COMISSÃO NACIONAL de ELEIÇÕES, "a bufaria, a nova PIDE".
MINISTRO DA REPÚBLICA "cinto de castidade da autonomia".
OPOSIÇÂO REGIONAL, "eleitorado do cachorro", "abutres", "bando de canalhas", energúmenos".
DIÁRIO DE NOTÍCIAS, " o panfleto político diário".
"FOLHECA" EXPRESSO, " o pasquim do BALSEMÃO".
INDEPENDENTE, "jornalismo energúmeno".
"O SOCIALISTA PÚBLICO do Capitalismo Belmiro".

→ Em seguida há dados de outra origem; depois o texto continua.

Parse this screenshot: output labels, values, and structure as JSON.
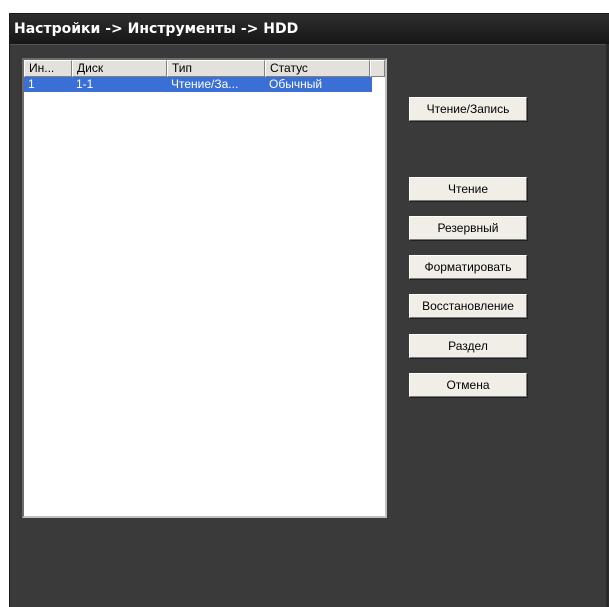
{
  "window": {
    "title": "Настройки -> Инструменты -> HDD"
  },
  "table": {
    "columns": [
      "Ин...",
      "Диск",
      "Тип",
      "Статус"
    ],
    "rows": [
      {
        "index": "1",
        "disk": "1-1",
        "type": "Чтение/За...",
        "status": "Обычный"
      }
    ]
  },
  "buttons": {
    "read_write": "Чтение/Запись",
    "read": "Чтение",
    "backup": "Резервный",
    "format": "Форматировать",
    "restore": "Восстановление",
    "partition": "Раздел",
    "cancel": "Отмена"
  },
  "colors": {
    "background": "#3a3a3a",
    "titlebar": "#161616",
    "selection": "#3a6fd6",
    "button": "#f0eee6"
  }
}
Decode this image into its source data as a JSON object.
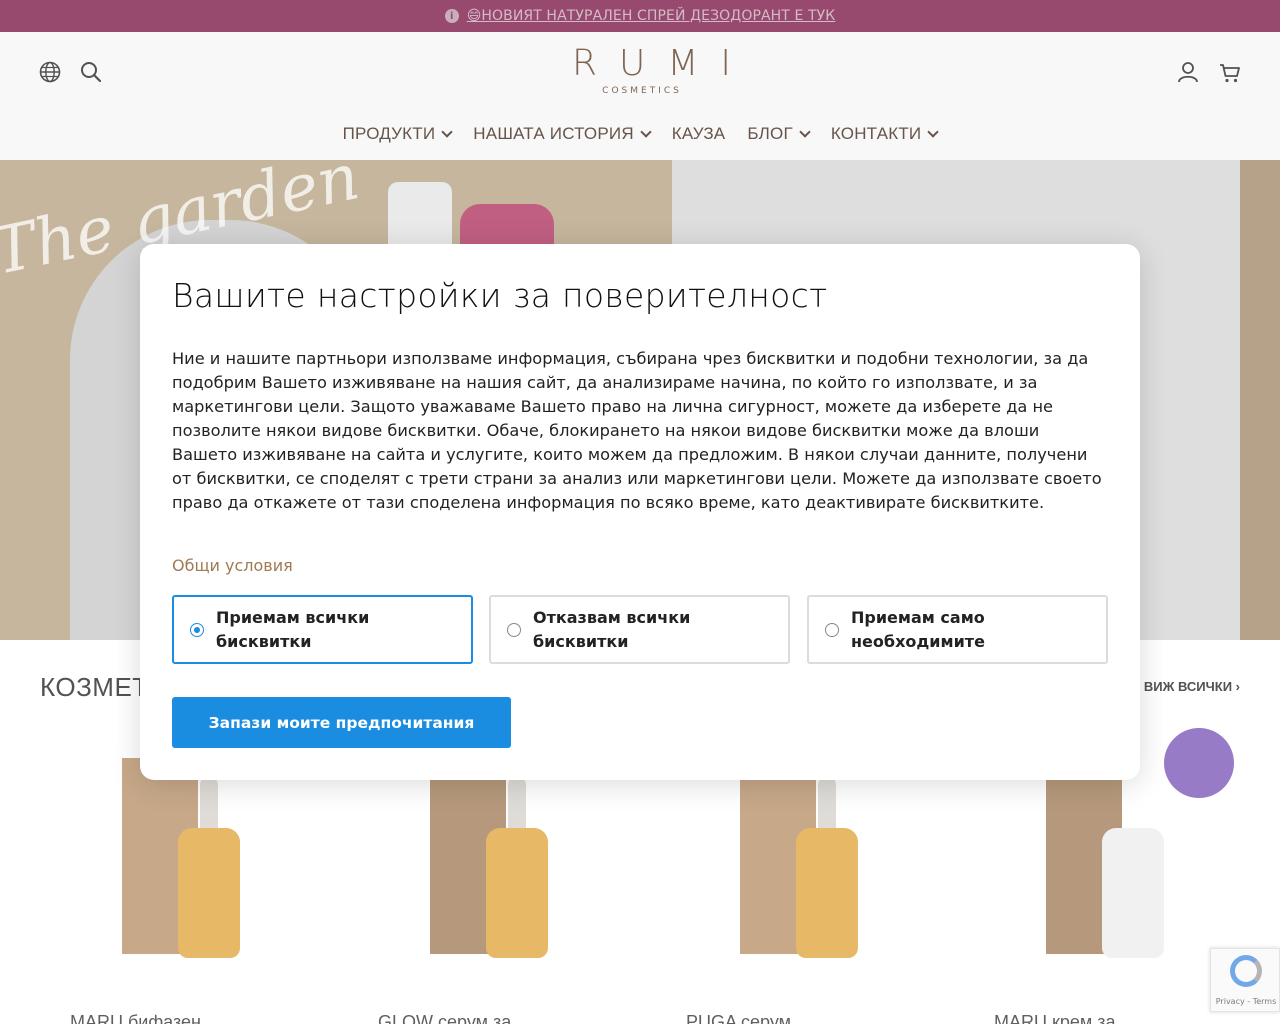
{
  "announcement": {
    "text": "😄НОВИЯТ НАТУРАЛЕН СПРЕЙ ДЕЗОДОРАНТ Е ТУК",
    "icon": "info-icon"
  },
  "header": {
    "logo_main": "RUMI",
    "logo_sub": "COSMETICS",
    "nav": [
      {
        "label": "ПРОДУКТИ",
        "has_dropdown": true
      },
      {
        "label": "НАШАТА ИСТОРИЯ",
        "has_dropdown": true
      },
      {
        "label": "КАУЗА",
        "has_dropdown": false
      },
      {
        "label": "БЛОГ",
        "has_dropdown": true
      },
      {
        "label": "КОНТАКТИ",
        "has_dropdown": true
      }
    ]
  },
  "hero": {
    "script_text": "The garden"
  },
  "products_section": {
    "title": "КОЗМЕТ",
    "view_all": "ВИЖ ВСИЧКИ ›",
    "products": [
      {
        "name": "MARU бифазен"
      },
      {
        "name": "GLOW серум за"
      },
      {
        "name": "PUGA серум"
      },
      {
        "name": "MARU крем за"
      }
    ]
  },
  "recaptcha": {
    "text": "Privacy - Terms"
  },
  "modal": {
    "title": "Вашите настройки за поверителност",
    "body": "Ние и нашите партньори използваме информация, събирана чрез бисквитки и подобни технологии, за да подобрим Вашето изживяване на нашия сайт, да анализираме начина, по който го използвате, и за маркетингови цели. Защото уважаваме Вашето право на лична сигурност, можете да изберете да не позволите някои видове бисквитки. Обаче, блокирането на някои видове бисквитки може да влоши Вашето изживяване на сайта и услугите, които можем да предложим. В някои случаи данните, получени от бисквитки, се споделят с трети страни за анализ или маркетингови цели. Можете да използвате своето право да откажете от тази споделена информация по всяко време, като деактивирате бисквитките.",
    "terms_link": "Общи условия",
    "options": [
      {
        "label": "Приемам всички бисквитки",
        "selected": true
      },
      {
        "label": "Отказвам всички бисквитки",
        "selected": false
      },
      {
        "label": "Приемам само необходимите",
        "selected": false
      }
    ],
    "save_button": "Запази моите предпочитания"
  },
  "colors": {
    "announcement_bg": "#7a1845",
    "accent_blue": "#1a8de0",
    "brand_brown": "#5b3a24",
    "terms_link": "#a07a52"
  }
}
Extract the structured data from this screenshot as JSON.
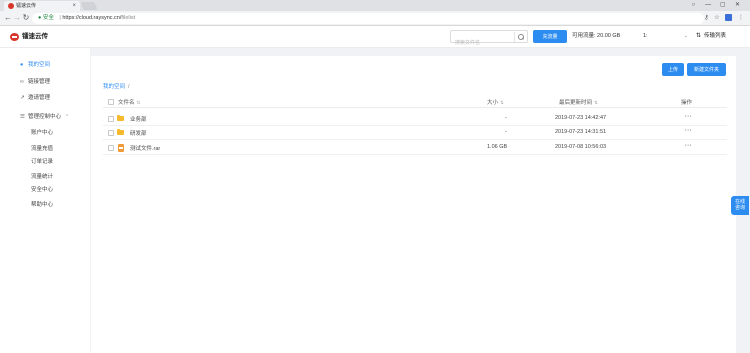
{
  "browser": {
    "tab_title": "镭速云传",
    "tab_close": "×",
    "window_buttons": [
      "○",
      "—",
      "▢",
      "✕"
    ],
    "nav": {
      "back": "←",
      "forward": "→",
      "reload": "↻"
    },
    "address": {
      "lock": "🔒",
      "secure_label": "安全",
      "sep": " | ",
      "url_base": "https://cloud.raysync.cn/",
      "url_path": "filelist"
    },
    "toolbar_icons": [
      "⚷",
      "☆",
      "⋮"
    ]
  },
  "header": {
    "logo_text": "镭速云传",
    "search_placeholder": "搜索文件名",
    "recharge_label": "充流量",
    "available_traffic": "可用流量: 20.00 GB",
    "user_select_value": "1:",
    "transfer_list_label": "传输列表",
    "transfer_icon": "⇅"
  },
  "sidebar": {
    "items": [
      {
        "icon": "👤",
        "label": "我的空间",
        "active": true
      },
      {
        "icon": "🔗",
        "label": "链接管理",
        "active": false
      },
      {
        "icon": "↗",
        "label": "邀请管理",
        "active": false
      },
      {
        "icon": "☰",
        "label": "管理控制中心",
        "active": false
      }
    ],
    "submenu": [
      "账户中心",
      "流量充值",
      "订单记录",
      "流量统计",
      "安全中心",
      "帮助中心"
    ],
    "chevron": "⌄"
  },
  "main": {
    "upload_label": "上传",
    "new_folder_label": "新建文件夹",
    "breadcrumb": {
      "root": "我的空间",
      "sep": "/"
    },
    "columns": {
      "name": "文件名",
      "size": "大小",
      "modified": "最后更新时间",
      "actions": "操作"
    },
    "sort_icon": "⇅",
    "rows": [
      {
        "type": "folder",
        "name": "业务部",
        "size": "-",
        "modified": "2019-07-23 14:42:47",
        "actions": "···"
      },
      {
        "type": "folder",
        "name": "研发部",
        "size": "-",
        "modified": "2019-07-23 14:31:51",
        "actions": "···"
      },
      {
        "type": "file",
        "name": "测试文件.rar",
        "size": "1.06 GB",
        "modified": "2019-07-08 10:56:03",
        "actions": "···"
      }
    ]
  },
  "online_chat": {
    "line1": "在线",
    "line2": "咨询"
  },
  "colors": {
    "primary": "#2d8cf0",
    "folder": "#f7b92e",
    "file": "#f19a38",
    "brand": "#d9362b"
  }
}
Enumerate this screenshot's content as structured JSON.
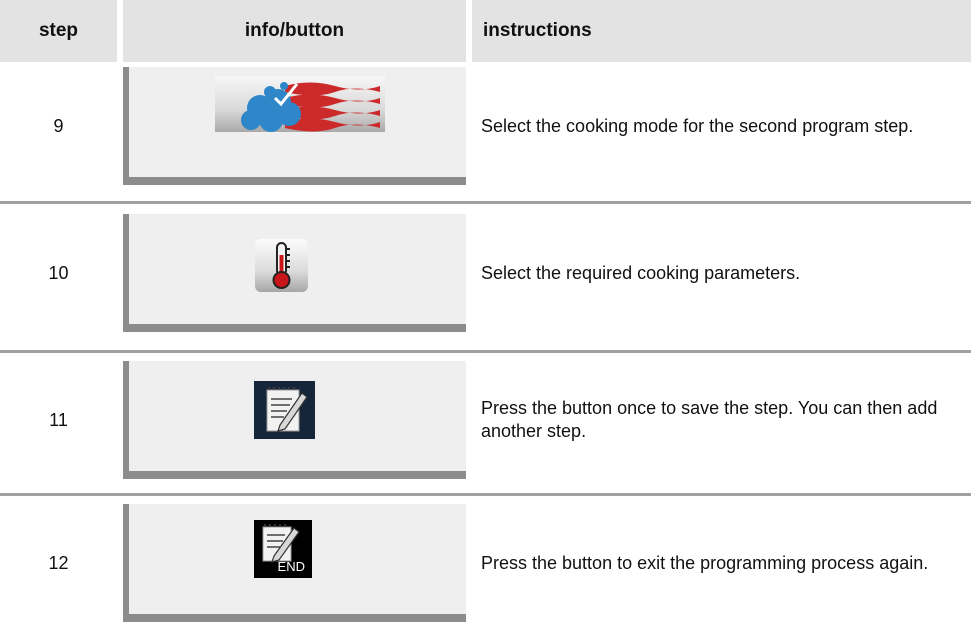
{
  "header": {
    "step": "step",
    "info": "info/button",
    "instructions": "instructions"
  },
  "rows": [
    {
      "step": "9",
      "icon": "steam-convection-mode-icon",
      "instruction": "Select the cooking mode for the second program step."
    },
    {
      "step": "10",
      "icon": "thermometer-icon",
      "instruction": "Select the required cooking parameters."
    },
    {
      "step": "11",
      "icon": "notepad-save-icon",
      "instruction": "Press the button once to save the step. You can then add another step."
    },
    {
      "step": "12",
      "icon": "notepad-end-icon",
      "end_label": "END",
      "instruction": "Press the button to exit the programming process again."
    }
  ],
  "colors": {
    "header_bg": "#e3e3e3",
    "panel_bg": "#efefef",
    "panel_shadow": "#8c8c8c",
    "steam_blue": "#2f86c8",
    "flag_red": "#cc2a2a",
    "thermo_red": "#c8161b",
    "save_icon_bg": "#16263a"
  }
}
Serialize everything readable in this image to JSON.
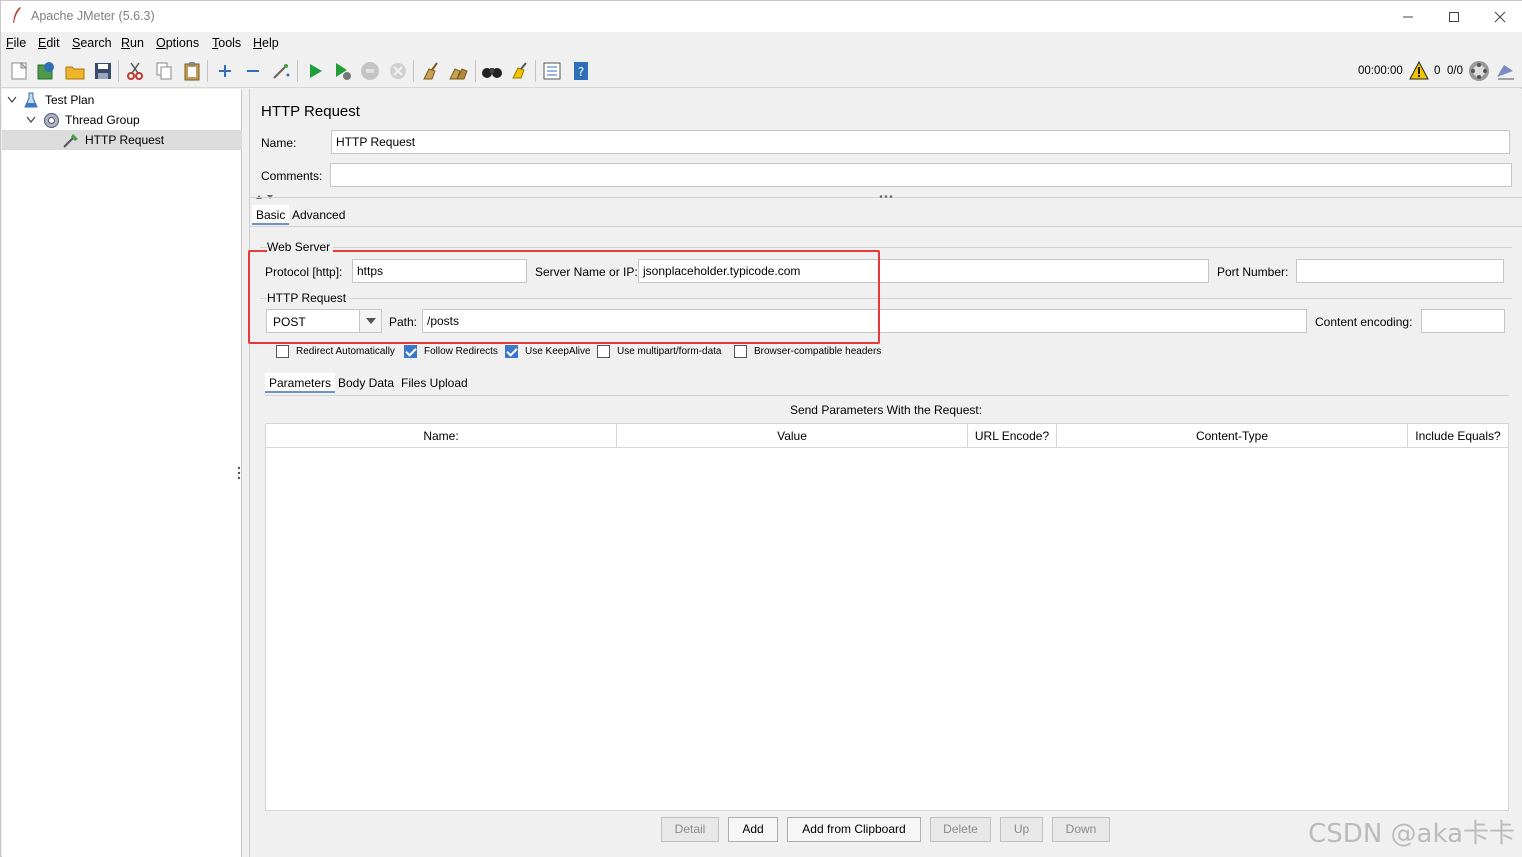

A TVI, "para mim é papel higiénico".
Jornalistas do Continente, "bastardos, para não lhes chamar filhos da p-ta".
Fonte da notícia: PÚBLICO PT
Nota: Eis o perfil do elemento que tenta extorquir dinheiro aos portugueses do continente para distribuir pelos amigos da ilha que o ajudam a manter-se no poder numa lógica verdadeiramente mafiosa, pelo que se trata do elemento "democrata" mais anti-democrata da República. E isto deve ser combatido por todos e por cada um dos portugueses. Trata-se de um serviço à pátria. O parasitismo político deveria passar a ser codificado como crime político e a ter uma moldura penal agravada - por atentado contra o bem comum e o interesse geral dos portugueses.